Potential Repricing Factors

Our analysis reveals that OPK blocks allocate a much larger share of their gas to a small set of EVM operations (Figure 3), resulting in higher proving times (Figure 4), and indicating under-pricing.

To guide repricing efforts, we can use gas-cost ratios as an initial signal. For example, point_evaluation registers a gas-cost ratio of about 5.6×, indicating its fee underestimates its true proving burden. MULMOD, ADDMOD, ecAdd, ecMul, and ecPairing show similarly high gas-cost ratios and are therefore prime candidates for repricing. However, these results are preliminary and should be further validated through thorough benchmarking analyses to avoid over-penalizing average blocks while effectively addressing worst-case scenarios.

Discussion

In this post, we analyzed organic prover-killer (OPK) blocks with real mainnet transactions where proving times significantly exceeded expectations based on gas usage (Figure 2). This highlights that proving complexity is not just determined by the amount of gas consumed but also by which specific operations are responsible for that consumption.

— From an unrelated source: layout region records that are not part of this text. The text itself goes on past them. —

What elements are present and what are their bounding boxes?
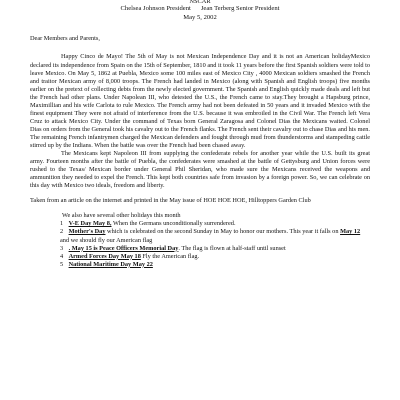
list-item-number: 1: [60, 220, 64, 228]
holiday-title: Armed Forces Day May 18: [68, 252, 141, 260]
list-item: [60, 245, 370, 253]
president-credit: Chelsea Johnson President: [120, 5, 191, 13]
body-paragraph-history: Happy Cinco de Mayo! The 5th of May is not Mexican Independence Day and it is not an American holidayMexico declared its independence from Spain on the 15th of September, 1810 and it took 11 years before the first Spanish soldiers were told to leave Mexico. On May 5, 1862 at Puebla, Mexico some 100 miles east of Mexico City , 4000 Mexican soldiers smashed the French and traitor Mexican army of 8,000 troops. The French had landed in Mexico (along with Spanish and English troops) five months earlier on the pretext of collecting debts from the newly elected government. The Spanish and English quickly made deals and left but the French had other plans. Under Napolean III, who detested the U.S., the French came to stay.They brought a Hapsburg prince, Maximillian and his wife Carlota to rule Mexico. The French army had not been defeated in 50 years and it invaded Mexico with the finest equipment They were not afraid of interference from the U.S. because it was embroiled in the Civil War. The French left Vera Cruz to attack Mexico City. Under the command of Texas born General Zaragosa and Colonel Dias the Mexicans waited. Colonel Dias on orders from the General took his cavalry out to the French flanks. The French sent their cavalry out to chase Dias and his men. The remaining French infantrymen charged the Mexican defenders and fought through mud from thunderstorms and stampeding cattle stirred up by the Indians. When the battle was over the French had been chased away.: [30, 53, 370, 149]
letterhead: [30, 0, 370, 22]
holiday-title: . May 15 is Peace Officers Memorial Day: [68, 244, 179, 252]
senior-president-credit: Jean Terberg Senior President: [200, 5, 280, 13]
list-item: [60, 253, 370, 261]
list-item-number: 3: [60, 244, 64, 252]
list-item-number: 4: [60, 252, 64, 260]
holiday-text: which is celebrated on the second Sunday in May to honor our mothers. This year it falls on: [105, 228, 341, 236]
officers-line: [30, 5, 370, 14]
holiday-text: Fly the American flag.: [140, 252, 200, 260]
holiday-text: When the Germans unconditionally surrendered.: [111, 220, 236, 228]
holiday-title: Mother's Day: [68, 228, 106, 236]
list-item: [60, 261, 370, 269]
list-item: [60, 228, 370, 244]
list-item-number: 2: [60, 228, 64, 236]
holiday-text: . The flag is flown at half-staff until sunset: [178, 244, 286, 252]
salutation: Dear Members and Parents,: [30, 35, 100, 43]
holiday-list: [30, 220, 370, 269]
list-item: [60, 220, 370, 228]
holidays-intro: We also have several other holidays this month: [62, 212, 181, 220]
source-note: Taken from an article on the internet and printed in the May issue of HOE HOE HOE, Hilltoppers Garden Club: [30, 197, 311, 205]
holiday-title: V-E Day May 8,: [68, 220, 112, 228]
holiday-title: National Maritime Day May 22: [68, 260, 153, 268]
holiday-text-continued: and we should fly our American flag: [60, 236, 153, 244]
holiday-date: May 12: [340, 228, 361, 236]
letter-date: May 5, 2002: [183, 14, 217, 21]
organization-name: NSCAR: [189, 0, 211, 5]
body-paragraph-outcome: The Mexicans kept Napoleon III from supplying the confederate rebels for another year while the U.S. built its great army. Fourteen months after the battle of Puebla, the confederates were smashed at the battle of Gettysburg and Union forces were rushed to the Texas/ Mexican border under General Phil Sheridan, who made sure the Mexicans received the weapons and ammunition they needed to expel the French. This kept both countries safe from invasion by a foreign power. So, we can celebrate on this day with Mexico two ideals, freedom and liberty.: [30, 150, 370, 190]
list-item-number: 5: [60, 260, 64, 268]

We then used statistical analyses (Figures 3) to show that specific EVM operations are overrepresented in OPK blocks in gas costs. Specifically, complex arithmetic operations (MULMOD, ADDMOD) and cryptographic precompiles (ecPairing, point_evaluation, modexp) appeared more frequently and consumed disproportionately high gas in OPKs. This finding aligns with the expectation that operations involving large field arithmetic and elliptic curve pairings impose significant computational burdens on ZK provers, and the high gas-to-proving-time ratios suggest that current gas pricing may not adequately reflect the true proving cost of these operations.

Several limitations should be considered:

Data Scope: The findings are specific to zkEVMs currently posting data on ethproofs.org. Further analysis will be necessary as more zkEVM proofs become available to validate these observations.
Causality and Broader Patterns: Statistical correlations do not imply direct causation. The opcode prevalence in OPKs may reflect broader usage patterns rather than isolated proving inefficiencies.
Repricing Considerations: With multiple zkVMs contributing to the dataset, a critical question arises: how should gas repricing be determined given varying proving performance? Should it align with the fastest zkVM, the slowest, or perhaps a median representative from the top 5?

Addressing these considerations will be crucial in refining gas costs in zkEVM contexts, identifying operations that impose a higher proving burden than their current pricing suggests, and designing targeted prover-killer blocks for focused benchmarking.